In [15]:
import pandas as pd

In [16]:

# import data from a CSV file
missing_or_empty_files = []

#files to extract data from
required_files = ['customers_large.csv', 'orders_large.csv', 'returns_large.csv']

# check to be sure all required files are loaded, and if not, raise an error specifying which file is missing
def check_missing_or_empty(file_path):
    if file_path.empty or not isinstance(file_path, pd.DataFrame):
        missing_or_empty_files.append(file_path)

for file in required_files:
    try:
        df = pd.read_csv(f"../{file}")
        check_missing_or_empty(df)
    except FileNotFoundError:
        missing_or_empty_files.append(file)
    
if missing_or_empty_files:
    print(f"The following required files are missing or empty: {missing_or_empty_files}")
    print("Exiting program....")
    SystemExit(1)
else:
    print("All required files are present and loaded successfully.... proceeding to next step................")

All required files are present and loaded successfully.... proceeding to next step................


In [17]:
#Define dataframes for each file
customers_data = pd.read_csv('../customers_large.csv')
orders_data = pd.read_csv('../orders_large.csv')
returns_data = pd.read_csv('../returns_large.csv')

# check to be sure all required columns are present
required_customers_columns = ['customer_id', 'name', 'signup_date', 'region']
required_orders_columns = ['order_id', 'customer_id', 'order_date', 'amount', 'product_category']
required_returns_columns = ['order_id', 'return_date', 'return_reason']

missing_columns_error = []

#define a function to check for required columns
def check_required_columns(data, required_columns):
    for column in required_columns:
        if column not in data.columns:
            missing_columns_error.append(column)
            
check_required_columns(customers_data, required_customers_columns)
check_required_columns(orders_data, required_orders_columns)
check_required_columns(returns_data, required_returns_columns)

if missing_columns_error:
    print(f"The following required columns are missing: {', '.join(missing_columns_error)}")
    print("Exiting program....")
    SystemExit(1)
else:
    print("All required columns are present in the dataframes.... proceeding to next step................")
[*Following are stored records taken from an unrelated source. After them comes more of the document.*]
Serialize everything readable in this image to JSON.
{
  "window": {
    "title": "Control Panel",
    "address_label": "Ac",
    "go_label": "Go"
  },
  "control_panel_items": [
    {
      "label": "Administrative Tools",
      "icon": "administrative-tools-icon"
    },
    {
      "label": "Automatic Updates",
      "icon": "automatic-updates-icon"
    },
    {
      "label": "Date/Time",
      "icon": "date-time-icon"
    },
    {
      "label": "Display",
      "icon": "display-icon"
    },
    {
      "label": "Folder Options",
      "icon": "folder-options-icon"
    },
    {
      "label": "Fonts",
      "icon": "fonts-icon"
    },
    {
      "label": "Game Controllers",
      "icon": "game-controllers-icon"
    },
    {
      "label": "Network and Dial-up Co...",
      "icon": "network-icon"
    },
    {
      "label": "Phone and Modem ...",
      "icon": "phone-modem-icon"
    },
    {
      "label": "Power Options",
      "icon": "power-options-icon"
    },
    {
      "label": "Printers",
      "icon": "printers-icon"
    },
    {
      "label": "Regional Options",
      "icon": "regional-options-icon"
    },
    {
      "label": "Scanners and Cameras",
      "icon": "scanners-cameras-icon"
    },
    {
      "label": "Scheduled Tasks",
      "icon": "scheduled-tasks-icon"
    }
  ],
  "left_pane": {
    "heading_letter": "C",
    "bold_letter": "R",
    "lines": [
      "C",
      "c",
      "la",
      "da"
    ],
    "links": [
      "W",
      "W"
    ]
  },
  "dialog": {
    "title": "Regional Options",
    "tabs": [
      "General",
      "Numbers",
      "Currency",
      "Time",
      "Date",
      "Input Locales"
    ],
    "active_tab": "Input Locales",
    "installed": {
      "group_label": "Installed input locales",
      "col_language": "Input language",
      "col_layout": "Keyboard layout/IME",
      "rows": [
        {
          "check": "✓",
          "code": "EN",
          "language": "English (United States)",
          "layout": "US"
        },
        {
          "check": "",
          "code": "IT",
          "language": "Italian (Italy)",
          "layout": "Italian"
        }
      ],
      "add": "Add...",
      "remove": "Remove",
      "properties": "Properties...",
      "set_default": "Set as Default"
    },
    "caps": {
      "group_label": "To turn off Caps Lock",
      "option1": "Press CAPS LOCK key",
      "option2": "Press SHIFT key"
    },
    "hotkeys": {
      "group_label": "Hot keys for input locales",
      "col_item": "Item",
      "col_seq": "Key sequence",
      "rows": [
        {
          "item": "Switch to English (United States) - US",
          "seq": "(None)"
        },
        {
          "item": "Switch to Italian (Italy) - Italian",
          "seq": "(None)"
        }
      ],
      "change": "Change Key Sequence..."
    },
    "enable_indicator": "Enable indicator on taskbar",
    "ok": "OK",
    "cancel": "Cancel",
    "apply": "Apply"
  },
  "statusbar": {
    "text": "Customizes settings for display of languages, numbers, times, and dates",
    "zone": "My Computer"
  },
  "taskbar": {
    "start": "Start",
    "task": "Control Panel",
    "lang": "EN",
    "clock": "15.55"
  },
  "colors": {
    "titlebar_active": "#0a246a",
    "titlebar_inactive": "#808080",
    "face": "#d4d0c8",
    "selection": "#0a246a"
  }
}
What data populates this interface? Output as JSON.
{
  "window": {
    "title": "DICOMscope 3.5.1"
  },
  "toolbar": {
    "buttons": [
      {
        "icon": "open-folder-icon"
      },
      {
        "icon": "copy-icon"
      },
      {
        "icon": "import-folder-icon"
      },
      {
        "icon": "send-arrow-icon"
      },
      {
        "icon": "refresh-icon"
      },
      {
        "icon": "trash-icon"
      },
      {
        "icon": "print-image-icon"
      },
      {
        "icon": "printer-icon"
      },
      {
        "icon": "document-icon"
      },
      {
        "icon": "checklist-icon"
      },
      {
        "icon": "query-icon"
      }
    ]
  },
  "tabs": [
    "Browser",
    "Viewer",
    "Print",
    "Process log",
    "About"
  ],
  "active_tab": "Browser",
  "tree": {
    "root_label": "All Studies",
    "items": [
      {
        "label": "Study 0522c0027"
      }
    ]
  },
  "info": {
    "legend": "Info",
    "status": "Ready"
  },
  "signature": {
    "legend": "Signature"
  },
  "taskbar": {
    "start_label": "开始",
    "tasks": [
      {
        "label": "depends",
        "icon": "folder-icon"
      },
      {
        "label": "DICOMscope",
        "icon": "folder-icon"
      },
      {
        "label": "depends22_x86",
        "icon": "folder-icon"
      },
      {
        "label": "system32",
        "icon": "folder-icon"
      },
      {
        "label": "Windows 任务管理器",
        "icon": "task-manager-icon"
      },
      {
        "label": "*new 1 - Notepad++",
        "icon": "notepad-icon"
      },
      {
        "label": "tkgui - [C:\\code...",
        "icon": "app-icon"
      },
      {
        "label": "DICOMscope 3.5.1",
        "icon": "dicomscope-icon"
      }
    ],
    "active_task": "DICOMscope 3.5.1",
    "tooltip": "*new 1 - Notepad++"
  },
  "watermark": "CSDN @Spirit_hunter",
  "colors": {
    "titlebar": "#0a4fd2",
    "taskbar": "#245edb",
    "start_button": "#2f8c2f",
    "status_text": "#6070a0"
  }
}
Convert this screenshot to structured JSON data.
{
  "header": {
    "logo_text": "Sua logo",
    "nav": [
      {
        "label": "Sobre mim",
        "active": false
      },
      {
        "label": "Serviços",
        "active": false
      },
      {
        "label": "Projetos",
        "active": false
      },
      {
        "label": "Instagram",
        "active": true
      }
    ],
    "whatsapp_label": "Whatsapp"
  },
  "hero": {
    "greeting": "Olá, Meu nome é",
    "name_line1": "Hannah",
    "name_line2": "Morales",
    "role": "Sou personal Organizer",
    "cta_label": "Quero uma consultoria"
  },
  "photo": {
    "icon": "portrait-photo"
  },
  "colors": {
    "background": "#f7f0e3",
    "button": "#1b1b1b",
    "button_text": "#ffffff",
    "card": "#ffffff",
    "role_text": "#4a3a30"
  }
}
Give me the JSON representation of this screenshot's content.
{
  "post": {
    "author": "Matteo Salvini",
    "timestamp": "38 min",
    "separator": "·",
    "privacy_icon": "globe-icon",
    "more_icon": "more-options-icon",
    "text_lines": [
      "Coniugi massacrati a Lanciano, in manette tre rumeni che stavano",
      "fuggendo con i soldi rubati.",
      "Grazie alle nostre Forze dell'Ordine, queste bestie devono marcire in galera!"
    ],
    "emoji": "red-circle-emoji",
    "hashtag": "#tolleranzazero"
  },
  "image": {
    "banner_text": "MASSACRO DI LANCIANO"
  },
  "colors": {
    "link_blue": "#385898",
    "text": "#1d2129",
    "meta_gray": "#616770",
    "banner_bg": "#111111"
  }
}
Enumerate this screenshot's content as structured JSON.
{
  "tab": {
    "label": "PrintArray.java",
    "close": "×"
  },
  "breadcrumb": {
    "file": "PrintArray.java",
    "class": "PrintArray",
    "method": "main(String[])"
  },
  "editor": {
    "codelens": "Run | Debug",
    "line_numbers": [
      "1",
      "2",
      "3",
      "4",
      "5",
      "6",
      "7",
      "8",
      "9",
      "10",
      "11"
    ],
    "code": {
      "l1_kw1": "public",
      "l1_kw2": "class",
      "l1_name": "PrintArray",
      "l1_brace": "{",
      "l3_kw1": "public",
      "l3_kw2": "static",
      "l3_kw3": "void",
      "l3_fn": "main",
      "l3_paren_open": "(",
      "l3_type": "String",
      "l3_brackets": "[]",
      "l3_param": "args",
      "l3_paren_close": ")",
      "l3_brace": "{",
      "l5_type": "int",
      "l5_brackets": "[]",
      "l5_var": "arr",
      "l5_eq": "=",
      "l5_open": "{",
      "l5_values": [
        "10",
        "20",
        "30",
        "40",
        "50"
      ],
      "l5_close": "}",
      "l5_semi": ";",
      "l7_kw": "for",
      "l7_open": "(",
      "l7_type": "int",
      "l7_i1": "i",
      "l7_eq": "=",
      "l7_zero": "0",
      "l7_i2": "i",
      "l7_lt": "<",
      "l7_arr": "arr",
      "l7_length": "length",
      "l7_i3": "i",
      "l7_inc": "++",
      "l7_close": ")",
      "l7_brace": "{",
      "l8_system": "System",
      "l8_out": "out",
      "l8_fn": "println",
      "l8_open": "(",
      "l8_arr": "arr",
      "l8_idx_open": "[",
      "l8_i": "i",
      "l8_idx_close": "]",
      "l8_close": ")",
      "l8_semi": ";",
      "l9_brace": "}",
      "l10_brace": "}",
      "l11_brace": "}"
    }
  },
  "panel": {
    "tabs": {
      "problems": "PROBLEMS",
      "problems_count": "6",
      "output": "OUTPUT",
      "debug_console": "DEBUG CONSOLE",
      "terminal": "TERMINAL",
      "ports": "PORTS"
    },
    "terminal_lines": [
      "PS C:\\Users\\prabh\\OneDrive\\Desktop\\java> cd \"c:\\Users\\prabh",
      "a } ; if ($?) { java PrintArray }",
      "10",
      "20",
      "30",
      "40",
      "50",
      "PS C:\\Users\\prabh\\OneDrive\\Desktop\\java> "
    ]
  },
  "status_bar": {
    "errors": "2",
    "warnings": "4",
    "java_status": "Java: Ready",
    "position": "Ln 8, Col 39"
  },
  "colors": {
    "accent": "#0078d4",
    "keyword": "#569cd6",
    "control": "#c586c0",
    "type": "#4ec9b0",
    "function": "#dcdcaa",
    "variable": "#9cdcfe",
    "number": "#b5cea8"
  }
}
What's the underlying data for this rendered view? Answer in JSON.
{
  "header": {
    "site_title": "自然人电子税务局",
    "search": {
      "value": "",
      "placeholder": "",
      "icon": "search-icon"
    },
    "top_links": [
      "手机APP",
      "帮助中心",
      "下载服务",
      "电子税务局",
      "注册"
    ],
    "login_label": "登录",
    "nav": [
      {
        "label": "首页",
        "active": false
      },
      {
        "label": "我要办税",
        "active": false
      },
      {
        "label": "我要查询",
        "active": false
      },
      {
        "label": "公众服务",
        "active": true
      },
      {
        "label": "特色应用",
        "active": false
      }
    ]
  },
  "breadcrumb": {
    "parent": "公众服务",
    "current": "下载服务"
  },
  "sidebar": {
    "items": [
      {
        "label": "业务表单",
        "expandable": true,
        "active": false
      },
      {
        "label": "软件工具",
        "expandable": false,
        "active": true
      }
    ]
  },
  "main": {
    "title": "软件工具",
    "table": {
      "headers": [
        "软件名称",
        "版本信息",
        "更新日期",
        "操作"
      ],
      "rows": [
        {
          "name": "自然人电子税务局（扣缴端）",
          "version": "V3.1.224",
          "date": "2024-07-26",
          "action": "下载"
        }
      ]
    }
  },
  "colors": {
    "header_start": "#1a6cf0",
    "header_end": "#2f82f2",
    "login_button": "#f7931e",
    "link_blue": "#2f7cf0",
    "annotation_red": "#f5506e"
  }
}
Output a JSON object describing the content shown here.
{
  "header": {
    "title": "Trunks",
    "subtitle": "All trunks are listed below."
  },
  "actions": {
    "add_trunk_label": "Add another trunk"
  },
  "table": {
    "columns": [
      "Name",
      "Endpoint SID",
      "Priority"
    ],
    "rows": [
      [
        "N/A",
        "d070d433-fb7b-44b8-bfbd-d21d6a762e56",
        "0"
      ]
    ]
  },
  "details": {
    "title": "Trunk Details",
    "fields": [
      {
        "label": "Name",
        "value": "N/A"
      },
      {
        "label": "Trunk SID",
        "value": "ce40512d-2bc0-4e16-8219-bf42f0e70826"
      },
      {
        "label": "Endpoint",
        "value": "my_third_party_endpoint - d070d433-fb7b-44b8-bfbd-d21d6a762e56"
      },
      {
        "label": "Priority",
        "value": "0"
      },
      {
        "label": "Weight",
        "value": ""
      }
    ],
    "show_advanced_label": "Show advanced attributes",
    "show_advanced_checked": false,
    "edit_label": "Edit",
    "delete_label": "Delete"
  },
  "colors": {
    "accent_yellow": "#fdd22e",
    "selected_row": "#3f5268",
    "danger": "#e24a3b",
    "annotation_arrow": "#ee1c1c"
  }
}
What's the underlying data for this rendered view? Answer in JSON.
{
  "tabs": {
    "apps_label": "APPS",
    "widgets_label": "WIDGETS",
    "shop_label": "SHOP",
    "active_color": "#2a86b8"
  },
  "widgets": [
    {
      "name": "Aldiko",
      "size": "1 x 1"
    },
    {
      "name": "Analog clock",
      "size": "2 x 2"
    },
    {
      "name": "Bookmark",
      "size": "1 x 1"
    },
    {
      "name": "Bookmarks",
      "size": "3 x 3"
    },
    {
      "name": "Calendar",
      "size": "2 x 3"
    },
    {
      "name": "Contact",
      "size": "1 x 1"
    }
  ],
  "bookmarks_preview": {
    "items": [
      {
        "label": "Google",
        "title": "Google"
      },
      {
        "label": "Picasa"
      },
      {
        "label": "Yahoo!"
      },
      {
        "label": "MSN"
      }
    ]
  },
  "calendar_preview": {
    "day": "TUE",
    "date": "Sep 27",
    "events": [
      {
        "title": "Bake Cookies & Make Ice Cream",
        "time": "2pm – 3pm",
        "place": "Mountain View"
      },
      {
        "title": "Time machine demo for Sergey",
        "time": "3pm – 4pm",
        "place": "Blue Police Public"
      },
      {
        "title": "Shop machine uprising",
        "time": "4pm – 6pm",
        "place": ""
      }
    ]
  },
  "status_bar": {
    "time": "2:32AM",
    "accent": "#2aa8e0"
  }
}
All required columns are present in the dataframes.... proceeding to next step................


In [18]:
#Re-save data as CSV files for transformation step without index

#check to be sure the extract directory exists and create it if it does not exist and delete any existing files in the extract directory
import os
import shutil
extract_dir = '../extract'

if not os.path.exists(extract_dir):
    os.makedirs(extract_dir)

#delete any existing files in the extract directory
for filename in os.listdir(extract_dir):
    file_path = os.path.join(extract_dir, filename) # get the full file path
    try:
        if os.path.isfile(file_path) or os.path.islink(file_path): # check if it's a file or a link
            os.unlink(file_path) # delete the file or link
        elif os.path.isdir(file_path): # check if it's a directory
            shutil.rmtree(file_path) # delete the directory and its contents
    except Exception as e:
        print(f'Failed to delete {file_path}. Reason: {e}') # log any errors
        
#save the dataframes as CSV files in the extract directory
customers_data.to_csv('../extract/customers_large.csv', index=False)
orders_data.to_csv('../extract/orders_large.csv', index=False)
returns_data.to_csv('../extract/returns_large.csv', index=False)

rows_extracted = {
    'customers_large.csv': len(customers_data),
    'orders_large.csv': len(orders_data),
    'returns_large.csv': len(returns_data)
}
for file, rows in rows_extracted.items():
    print(f"Extracted {rows} rows from {file}")
    
print("Dataframes saved as CSV files in the extract directory successfully.... proceeding to next step................")
print("Extraction step completed successfully.")

Extracted 1000 rows from customers_large.csv
Extracted 5000 rows from orders_large.csv
Extracted 500 rows from returns_large.csv
Dataframes saved as CSV files in the extract directory successfully.... proceeding to next step................
Extraction step completed successfully.